Southeast of Xanadu (and above the center in this view) is a peculiar semi-circular feature informally referred to by imaging scientists as “the Smile.” This surface feature is the brightest spot on Titan’s surface, not only to the imaging science subsystem cameras, but also to the visual and infrared mapping spectrometer instrument, which sees the surface at even longer wavelengths. The Smile is 560 kilometers (345 miles) wide.
At the landing site of the successful Huygens probe mission, brighter regions correspond to icy upland areas, while the darker regions are lowlands that possess a higher proportion of the organic byproducts of Titan’s atmospheric photochemistry. Those results seem to confirm the long-standing hypothesis that Xanadu is a relatively high region of less contaminated ice. However, the cause of the even brighter Smile is a mystery that is still under study.
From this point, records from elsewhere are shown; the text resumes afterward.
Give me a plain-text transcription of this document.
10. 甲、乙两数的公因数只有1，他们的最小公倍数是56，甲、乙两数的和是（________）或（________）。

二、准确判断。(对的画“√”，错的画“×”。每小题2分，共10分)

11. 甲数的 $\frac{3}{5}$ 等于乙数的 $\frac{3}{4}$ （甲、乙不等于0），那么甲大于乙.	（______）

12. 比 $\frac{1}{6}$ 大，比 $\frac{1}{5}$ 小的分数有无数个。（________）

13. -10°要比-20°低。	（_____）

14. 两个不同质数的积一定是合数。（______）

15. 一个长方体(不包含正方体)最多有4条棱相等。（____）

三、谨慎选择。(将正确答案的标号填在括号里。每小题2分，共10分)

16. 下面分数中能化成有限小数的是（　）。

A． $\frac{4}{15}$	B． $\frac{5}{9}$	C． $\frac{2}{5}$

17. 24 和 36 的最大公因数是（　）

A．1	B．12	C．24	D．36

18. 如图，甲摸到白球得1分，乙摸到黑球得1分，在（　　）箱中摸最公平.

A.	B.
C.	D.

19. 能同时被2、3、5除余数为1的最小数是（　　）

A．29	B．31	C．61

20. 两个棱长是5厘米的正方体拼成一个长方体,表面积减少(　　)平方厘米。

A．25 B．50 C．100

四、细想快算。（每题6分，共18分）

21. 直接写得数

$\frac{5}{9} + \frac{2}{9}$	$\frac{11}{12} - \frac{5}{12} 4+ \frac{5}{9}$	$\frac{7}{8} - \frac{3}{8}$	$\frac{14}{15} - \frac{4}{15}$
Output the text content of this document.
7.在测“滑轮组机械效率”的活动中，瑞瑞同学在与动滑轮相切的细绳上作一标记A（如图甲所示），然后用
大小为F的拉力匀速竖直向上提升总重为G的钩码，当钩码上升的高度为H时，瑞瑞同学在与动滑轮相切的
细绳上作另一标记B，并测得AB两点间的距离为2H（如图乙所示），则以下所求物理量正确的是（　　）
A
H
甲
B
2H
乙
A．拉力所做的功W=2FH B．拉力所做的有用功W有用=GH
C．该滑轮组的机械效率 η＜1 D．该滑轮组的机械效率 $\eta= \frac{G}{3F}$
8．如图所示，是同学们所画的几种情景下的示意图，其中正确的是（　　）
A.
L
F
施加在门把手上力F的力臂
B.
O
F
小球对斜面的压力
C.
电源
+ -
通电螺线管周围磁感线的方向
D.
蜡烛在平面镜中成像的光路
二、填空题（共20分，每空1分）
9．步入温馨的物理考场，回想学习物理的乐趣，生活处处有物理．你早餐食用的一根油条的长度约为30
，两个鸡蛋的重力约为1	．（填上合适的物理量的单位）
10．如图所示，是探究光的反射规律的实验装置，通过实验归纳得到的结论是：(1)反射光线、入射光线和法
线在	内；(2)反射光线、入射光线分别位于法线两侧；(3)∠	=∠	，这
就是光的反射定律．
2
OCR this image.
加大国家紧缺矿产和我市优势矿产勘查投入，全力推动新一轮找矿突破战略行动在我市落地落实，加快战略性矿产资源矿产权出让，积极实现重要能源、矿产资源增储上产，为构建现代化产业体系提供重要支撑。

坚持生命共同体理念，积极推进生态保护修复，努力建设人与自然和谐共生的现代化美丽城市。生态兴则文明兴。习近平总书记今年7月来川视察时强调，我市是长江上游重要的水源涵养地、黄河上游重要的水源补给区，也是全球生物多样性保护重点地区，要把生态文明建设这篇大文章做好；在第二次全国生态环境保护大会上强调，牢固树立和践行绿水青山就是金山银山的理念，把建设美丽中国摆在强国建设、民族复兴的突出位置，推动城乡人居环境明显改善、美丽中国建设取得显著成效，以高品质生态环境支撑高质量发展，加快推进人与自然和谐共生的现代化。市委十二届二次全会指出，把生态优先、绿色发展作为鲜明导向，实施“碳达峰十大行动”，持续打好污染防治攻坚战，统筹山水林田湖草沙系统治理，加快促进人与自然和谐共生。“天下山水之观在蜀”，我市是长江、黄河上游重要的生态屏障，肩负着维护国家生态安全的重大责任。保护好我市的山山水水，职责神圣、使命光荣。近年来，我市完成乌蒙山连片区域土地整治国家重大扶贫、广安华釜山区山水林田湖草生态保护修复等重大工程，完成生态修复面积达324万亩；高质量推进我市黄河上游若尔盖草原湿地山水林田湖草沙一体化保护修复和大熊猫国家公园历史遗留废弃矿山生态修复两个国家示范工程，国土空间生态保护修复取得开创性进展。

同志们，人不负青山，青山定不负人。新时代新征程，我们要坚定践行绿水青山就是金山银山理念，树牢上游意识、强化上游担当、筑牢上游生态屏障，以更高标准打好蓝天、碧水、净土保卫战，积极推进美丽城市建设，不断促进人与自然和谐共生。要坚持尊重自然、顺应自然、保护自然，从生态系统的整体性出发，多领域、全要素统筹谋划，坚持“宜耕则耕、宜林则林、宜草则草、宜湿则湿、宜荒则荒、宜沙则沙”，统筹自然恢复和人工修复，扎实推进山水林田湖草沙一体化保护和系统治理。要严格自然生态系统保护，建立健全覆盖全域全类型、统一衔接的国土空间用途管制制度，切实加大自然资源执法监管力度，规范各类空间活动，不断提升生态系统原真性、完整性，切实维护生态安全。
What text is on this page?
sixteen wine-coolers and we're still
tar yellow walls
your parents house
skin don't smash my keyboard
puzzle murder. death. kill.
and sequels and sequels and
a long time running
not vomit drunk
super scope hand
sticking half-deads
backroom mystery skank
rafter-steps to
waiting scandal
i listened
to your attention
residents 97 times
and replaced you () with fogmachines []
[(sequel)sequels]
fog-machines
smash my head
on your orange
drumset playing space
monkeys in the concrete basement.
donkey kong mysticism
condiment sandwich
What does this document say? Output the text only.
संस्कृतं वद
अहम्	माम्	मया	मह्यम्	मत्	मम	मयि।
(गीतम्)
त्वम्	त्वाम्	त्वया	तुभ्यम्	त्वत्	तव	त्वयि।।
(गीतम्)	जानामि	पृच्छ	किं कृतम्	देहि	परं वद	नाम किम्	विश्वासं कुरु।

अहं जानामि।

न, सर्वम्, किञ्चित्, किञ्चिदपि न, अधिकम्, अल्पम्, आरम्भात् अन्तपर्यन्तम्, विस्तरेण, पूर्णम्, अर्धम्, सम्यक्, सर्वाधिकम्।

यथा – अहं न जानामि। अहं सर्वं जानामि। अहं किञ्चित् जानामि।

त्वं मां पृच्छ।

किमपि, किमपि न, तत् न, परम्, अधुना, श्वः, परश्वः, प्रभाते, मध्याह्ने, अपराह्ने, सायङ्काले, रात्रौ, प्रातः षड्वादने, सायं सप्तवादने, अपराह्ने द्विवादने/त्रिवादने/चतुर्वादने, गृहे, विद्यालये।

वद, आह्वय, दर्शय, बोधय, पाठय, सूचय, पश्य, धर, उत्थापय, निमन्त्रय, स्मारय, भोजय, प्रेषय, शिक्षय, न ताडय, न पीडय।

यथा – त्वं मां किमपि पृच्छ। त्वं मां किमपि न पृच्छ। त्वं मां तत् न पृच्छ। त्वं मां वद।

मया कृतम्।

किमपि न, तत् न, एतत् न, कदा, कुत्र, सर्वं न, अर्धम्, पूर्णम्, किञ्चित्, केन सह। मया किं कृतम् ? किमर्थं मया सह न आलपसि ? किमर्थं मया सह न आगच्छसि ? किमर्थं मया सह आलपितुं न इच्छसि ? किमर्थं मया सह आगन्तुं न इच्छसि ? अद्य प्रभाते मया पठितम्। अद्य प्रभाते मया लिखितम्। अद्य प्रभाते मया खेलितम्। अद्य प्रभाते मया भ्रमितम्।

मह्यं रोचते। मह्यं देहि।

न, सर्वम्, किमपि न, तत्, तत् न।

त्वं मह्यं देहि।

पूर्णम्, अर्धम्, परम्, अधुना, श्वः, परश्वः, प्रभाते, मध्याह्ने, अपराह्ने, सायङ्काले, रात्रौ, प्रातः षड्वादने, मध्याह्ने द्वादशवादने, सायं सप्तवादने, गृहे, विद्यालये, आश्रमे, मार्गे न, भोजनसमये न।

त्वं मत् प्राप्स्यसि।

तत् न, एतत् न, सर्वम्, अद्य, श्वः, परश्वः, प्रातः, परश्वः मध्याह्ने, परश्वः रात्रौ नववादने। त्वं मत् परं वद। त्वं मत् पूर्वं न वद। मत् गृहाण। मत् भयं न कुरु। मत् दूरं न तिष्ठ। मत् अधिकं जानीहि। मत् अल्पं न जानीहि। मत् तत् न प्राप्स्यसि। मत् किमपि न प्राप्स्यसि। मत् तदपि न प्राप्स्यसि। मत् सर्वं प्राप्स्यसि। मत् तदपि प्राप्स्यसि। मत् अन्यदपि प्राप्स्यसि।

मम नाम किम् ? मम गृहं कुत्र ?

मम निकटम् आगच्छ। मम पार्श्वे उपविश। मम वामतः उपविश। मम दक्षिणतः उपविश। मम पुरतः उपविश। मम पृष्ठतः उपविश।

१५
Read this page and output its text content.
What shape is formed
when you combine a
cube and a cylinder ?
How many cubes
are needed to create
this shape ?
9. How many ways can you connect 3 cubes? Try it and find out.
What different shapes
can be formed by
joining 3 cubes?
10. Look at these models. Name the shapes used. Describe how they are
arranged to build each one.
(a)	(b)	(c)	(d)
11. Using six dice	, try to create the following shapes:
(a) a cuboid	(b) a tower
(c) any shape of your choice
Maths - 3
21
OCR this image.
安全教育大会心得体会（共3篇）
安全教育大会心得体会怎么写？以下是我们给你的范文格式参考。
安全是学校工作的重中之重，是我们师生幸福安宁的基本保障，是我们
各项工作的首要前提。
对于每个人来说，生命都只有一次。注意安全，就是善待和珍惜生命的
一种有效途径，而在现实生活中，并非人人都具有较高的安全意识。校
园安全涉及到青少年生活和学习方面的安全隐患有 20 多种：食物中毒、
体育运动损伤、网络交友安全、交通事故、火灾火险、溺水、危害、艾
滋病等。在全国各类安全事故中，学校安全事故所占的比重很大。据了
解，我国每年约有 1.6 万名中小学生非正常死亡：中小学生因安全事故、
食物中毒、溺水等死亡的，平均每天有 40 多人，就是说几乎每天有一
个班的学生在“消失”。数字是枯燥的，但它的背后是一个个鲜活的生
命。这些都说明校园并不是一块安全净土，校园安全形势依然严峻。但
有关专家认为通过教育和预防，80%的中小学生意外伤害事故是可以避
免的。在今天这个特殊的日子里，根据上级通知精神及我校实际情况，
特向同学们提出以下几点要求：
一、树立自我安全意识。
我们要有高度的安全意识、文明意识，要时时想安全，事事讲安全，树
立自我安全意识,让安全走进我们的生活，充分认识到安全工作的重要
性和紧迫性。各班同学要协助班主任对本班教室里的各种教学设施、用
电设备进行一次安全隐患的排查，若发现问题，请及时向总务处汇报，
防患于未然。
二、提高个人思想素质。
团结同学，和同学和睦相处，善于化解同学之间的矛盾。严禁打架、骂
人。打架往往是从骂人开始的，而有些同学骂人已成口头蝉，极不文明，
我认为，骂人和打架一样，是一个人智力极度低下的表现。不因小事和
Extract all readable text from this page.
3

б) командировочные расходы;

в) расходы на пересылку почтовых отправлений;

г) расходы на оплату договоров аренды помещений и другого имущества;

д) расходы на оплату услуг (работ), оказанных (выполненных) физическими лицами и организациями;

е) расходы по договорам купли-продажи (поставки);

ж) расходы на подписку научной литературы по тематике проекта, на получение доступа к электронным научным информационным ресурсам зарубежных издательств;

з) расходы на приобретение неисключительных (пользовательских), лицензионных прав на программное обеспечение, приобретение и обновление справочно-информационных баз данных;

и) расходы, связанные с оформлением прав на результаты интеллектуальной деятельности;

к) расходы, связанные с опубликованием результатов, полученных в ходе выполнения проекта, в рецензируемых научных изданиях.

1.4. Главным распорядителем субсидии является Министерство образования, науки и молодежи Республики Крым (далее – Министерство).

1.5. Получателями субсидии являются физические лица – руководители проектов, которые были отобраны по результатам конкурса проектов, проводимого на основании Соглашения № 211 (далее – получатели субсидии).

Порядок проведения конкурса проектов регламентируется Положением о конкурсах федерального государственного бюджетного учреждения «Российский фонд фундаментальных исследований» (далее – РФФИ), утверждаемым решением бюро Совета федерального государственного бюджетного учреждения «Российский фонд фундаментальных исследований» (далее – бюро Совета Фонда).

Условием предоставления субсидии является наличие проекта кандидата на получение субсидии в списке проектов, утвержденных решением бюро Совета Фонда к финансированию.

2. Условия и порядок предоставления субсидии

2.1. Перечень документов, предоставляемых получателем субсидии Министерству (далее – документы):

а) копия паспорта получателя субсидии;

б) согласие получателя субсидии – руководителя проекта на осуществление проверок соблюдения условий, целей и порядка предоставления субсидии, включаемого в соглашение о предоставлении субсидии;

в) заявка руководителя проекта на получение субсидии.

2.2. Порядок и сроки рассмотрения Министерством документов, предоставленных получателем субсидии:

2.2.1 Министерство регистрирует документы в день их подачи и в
Farther south, a field of bright clouds arcs around the pole, moving at a few meters per second. Around the limb (edge), Cassini peers through Titan’s smoggy, nitrogen-rich atmosphere.
North in this image is toward the upper left.
The image was taken with the Cassini spacecraft narrow-angle camera on June 4, 2005, at a distance of approximately 1.2 million kilometers (700,000 miles) from Titan using a spectral filter sensitive to wavelengths of infrared light centered at 938 nanometers. The image scale is 7 kilometers (4 miles) per pixel.